7-9-13-Vista_Bridge_Screen_Elevation_July_2013-sm.jpg

While the city hunts through its couch cushions for the millions needed for proper suicide barriers on Vista Bridge—a magnificent and historically significant bridge that's also been a magnet for suicide—Commissioner Steve Novick this morning announced an immediate, if temporary, stopgap measure: Emergency construction of a nine-foot mesh screen up and down the bridge's walkways.

“Unfortunately, this beautiful and elegant bridge has been known as Suicide Bridge since its construction in the 1920s,” Novick said in a statement released by the Bureau of Transportation. “It is time—past time—to stop the dying.”

Novick, who took over PBOT last month, inherited an issue that has long vexed city leaders. The Vista Bridge was one of the first places festooned with signs telling people about the city's new suicide hotline last year. The Oregonian painfully detailed the problem in a long, graphic story this winter. But it came into immediate focus for Novick days after he took over PBOT. A 15-year-old girl jumped off the bridge, among three suicides this year.
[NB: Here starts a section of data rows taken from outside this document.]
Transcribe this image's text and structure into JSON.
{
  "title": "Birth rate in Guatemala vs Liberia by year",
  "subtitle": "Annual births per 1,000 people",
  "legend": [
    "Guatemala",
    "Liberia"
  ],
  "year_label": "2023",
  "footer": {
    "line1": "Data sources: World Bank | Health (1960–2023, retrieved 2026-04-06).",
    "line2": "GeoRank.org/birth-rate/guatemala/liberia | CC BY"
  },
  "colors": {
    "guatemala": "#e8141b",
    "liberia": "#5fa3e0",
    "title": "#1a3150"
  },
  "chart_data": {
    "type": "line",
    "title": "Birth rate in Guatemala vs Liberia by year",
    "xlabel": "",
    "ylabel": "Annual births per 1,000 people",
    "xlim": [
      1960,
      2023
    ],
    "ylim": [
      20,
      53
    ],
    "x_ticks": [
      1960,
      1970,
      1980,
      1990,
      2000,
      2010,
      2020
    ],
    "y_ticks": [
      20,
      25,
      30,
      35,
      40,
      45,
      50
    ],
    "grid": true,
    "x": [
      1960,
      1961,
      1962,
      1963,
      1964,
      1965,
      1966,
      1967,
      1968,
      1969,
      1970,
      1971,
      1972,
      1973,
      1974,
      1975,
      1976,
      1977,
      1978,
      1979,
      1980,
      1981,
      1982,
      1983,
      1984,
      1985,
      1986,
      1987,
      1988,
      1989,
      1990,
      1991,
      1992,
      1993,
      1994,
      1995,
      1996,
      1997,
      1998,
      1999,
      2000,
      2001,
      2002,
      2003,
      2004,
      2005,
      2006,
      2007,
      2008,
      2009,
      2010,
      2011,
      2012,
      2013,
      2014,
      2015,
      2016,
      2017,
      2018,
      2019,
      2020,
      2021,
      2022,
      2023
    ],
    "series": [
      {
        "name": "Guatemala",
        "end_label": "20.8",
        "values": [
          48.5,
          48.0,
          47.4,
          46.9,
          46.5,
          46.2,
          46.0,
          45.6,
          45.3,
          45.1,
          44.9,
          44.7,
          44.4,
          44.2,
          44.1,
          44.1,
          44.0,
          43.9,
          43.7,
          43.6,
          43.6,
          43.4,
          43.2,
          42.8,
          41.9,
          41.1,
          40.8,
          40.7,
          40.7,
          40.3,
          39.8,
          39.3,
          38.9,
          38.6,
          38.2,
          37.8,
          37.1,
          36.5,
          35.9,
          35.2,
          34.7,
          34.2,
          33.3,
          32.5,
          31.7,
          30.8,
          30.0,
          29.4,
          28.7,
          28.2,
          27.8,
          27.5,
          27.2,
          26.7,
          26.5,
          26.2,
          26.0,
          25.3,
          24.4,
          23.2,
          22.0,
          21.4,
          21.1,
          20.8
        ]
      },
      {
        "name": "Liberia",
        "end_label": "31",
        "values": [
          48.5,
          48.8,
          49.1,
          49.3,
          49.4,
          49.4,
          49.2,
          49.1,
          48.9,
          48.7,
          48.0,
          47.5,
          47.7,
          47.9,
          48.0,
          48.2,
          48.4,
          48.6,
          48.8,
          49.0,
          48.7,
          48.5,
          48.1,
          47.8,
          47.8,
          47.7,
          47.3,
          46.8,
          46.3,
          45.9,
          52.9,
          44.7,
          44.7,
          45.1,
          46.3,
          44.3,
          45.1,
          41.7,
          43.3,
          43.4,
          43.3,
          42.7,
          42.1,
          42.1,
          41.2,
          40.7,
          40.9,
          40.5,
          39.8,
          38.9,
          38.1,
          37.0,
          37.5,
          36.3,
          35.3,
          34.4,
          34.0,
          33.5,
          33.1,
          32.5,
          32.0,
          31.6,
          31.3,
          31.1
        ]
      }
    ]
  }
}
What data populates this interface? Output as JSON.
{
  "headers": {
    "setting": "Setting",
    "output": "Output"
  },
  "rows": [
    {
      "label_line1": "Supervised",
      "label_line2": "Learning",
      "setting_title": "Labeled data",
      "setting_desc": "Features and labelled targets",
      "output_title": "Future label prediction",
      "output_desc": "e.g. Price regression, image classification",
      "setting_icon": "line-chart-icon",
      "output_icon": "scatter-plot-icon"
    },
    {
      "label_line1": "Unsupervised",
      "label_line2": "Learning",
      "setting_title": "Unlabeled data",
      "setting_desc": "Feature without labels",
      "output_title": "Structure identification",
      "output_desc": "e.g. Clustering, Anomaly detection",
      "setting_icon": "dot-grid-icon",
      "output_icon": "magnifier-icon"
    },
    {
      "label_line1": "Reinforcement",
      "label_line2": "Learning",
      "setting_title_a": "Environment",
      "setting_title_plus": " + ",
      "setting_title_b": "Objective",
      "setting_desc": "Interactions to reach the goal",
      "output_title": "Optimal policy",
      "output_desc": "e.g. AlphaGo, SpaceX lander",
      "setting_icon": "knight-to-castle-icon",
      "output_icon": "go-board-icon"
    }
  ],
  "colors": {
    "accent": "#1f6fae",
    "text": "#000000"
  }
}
The Mercury early last month first reported the possibility of an emergency barrier while PBOT planners and city engineering staff design something more expensive and historically contextual. That could take years, the city says, and cost up to $3 million.

The city's announcement today says Novick, as transportation commissioner, is allowed to invoke emergency powers "when the public's safety is endangered." Willamette Week, late last month, first reported the design of the emergency barrier.

The city says the temporary screens will cost $236,000, with installation starting in days. The screens have a "tight weave," the city says, and will curve overhead to "deter climbing."The bridge will remain open during construction, and the screens will be attached so that they can be easily removed, when the time comes for a permanent barrier, without harming the bridge.